L’Alliance des États du Sahel (AES) prévoit la mise en place d’une force unifiée dédiée à la lutte contre le terrorisme. L’annonce a été faite le 21 janvier 2025 par Salifou Mody, le ministre nigérien de la Défense. Cette force, composée de 5.000 soldats originaires du Burkina Faso, du Mali et du Niger, sera chargée de combattre les groupes jihadistes qui opèrent dans la région du Sahel.
Selon Salifou Mody, la création de cette armée commune vise à « intervenir ensemble » et à « mutualiser nos efforts » pour renforcer l’efficacité de la lutte antiterroriste. « Nous y travaillons activement. Les chefs d’état-major ont finalisé leur planification, et il ne s’agit plus que de quelques semaines avant que cette force soit opérationnelle », a-t-il expliqué.
Il a également souligné que « cette force unifiée disposera non seulement de son propre personnel, mais aussi de moyens aériens, terrestres, de renseignement, ainsi que d’un système de coordination ».
Pour rappel, depuis plusieurs années, le vaste territoire des trois pays de l’AES enclavé de 2,8 millions de kilomètres carrés est en proie à une instabilité croissante due à l’activité des groupes armés liés à Al-Qaida ou Daech et aux tensions internes.
Les récents changements de gouvernance, notamment au Mali et au Burkina Faso, ont mis en lumière une rupture avec les approches traditionnelles de coopération internationale.
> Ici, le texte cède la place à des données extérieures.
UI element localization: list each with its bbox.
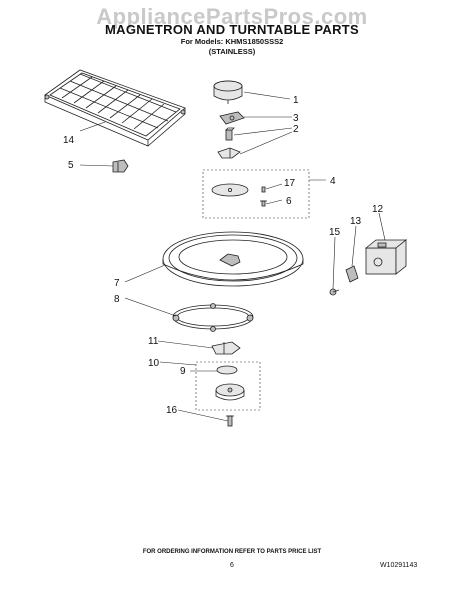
motor-kit-outline	[195, 361, 261, 411]
callout-7: 7	[114, 278, 120, 289]
callout-6: 6	[286, 196, 292, 207]
leader-lines	[79, 91, 386, 422]
part-coupling	[211, 341, 241, 355]
part-roller-ring	[172, 303, 254, 332]
callout-17: 17	[284, 178, 296, 189]
callout-15: 15	[329, 227, 341, 238]
callout-14: 14	[63, 135, 75, 146]
part-magnetron	[364, 239, 408, 275]
document-id: W10291143	[380, 562, 418, 569]
part-bracket	[112, 159, 129, 173]
part-wire-rack	[44, 69, 186, 147]
callout-5: 5	[68, 160, 74, 171]
callout-10: 10	[148, 358, 160, 369]
callout-1: 1	[293, 95, 299, 106]
callout-4: 4	[330, 176, 336, 187]
callout-11: 11	[148, 336, 159, 347]
callout-2: 2	[293, 124, 299, 135]
callout-13: 13	[350, 216, 362, 227]
callout-3: 3	[293, 113, 299, 124]
page-number: 6	[230, 562, 234, 569]
callout-9: 9	[180, 366, 186, 377]
callout-16: 16	[166, 405, 178, 416]
part-coupler-plate	[219, 111, 245, 125]
part-screw-15	[329, 288, 340, 296]
watermark-text: AppliancePartsPros.com	[96, 4, 368, 29]
part-thermal-cutout	[345, 265, 359, 283]
page-title: MAGNETRON AND TURNTABLE PARTS	[105, 22, 359, 37]
part-motor-base	[215, 383, 245, 401]
ordering-note: FOR ORDERING INFORMATION REFER TO PARTS …	[142, 549, 322, 555]
kit-outline	[202, 169, 310, 219]
models-line: For Models: KHMS1850SSS2	[180, 37, 284, 46]
callout-8: 8	[114, 294, 120, 305]
part-screw-6	[260, 200, 267, 207]
part-motor-cap	[216, 365, 238, 375]
part-turntable-motor	[213, 80, 243, 104]
part-screw-17	[261, 186, 266, 193]
callout-12: 12	[372, 204, 384, 215]
part-coupler	[225, 127, 235, 141]
part-roller-guide	[217, 147, 241, 159]
part-plate	[211, 183, 249, 197]
variant-label: (STAINLESS)	[208, 47, 256, 56]
part-glass-tray	[162, 231, 304, 287]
Ces pays ont exprimé une volonté accrue de prendre en main leur destin en renforçant les partenariats intra-africains et en remettant en question certaines relations avec les puissances occidentales.
C’est ainsi qu’en septembre 2023, le Niger, le Burkina Faso et le Mali ont officialisé la création de l’Alliance des États du Sahel (AES), une initiative visant à coordonner leurs efforts en matière de sécurité et de développement.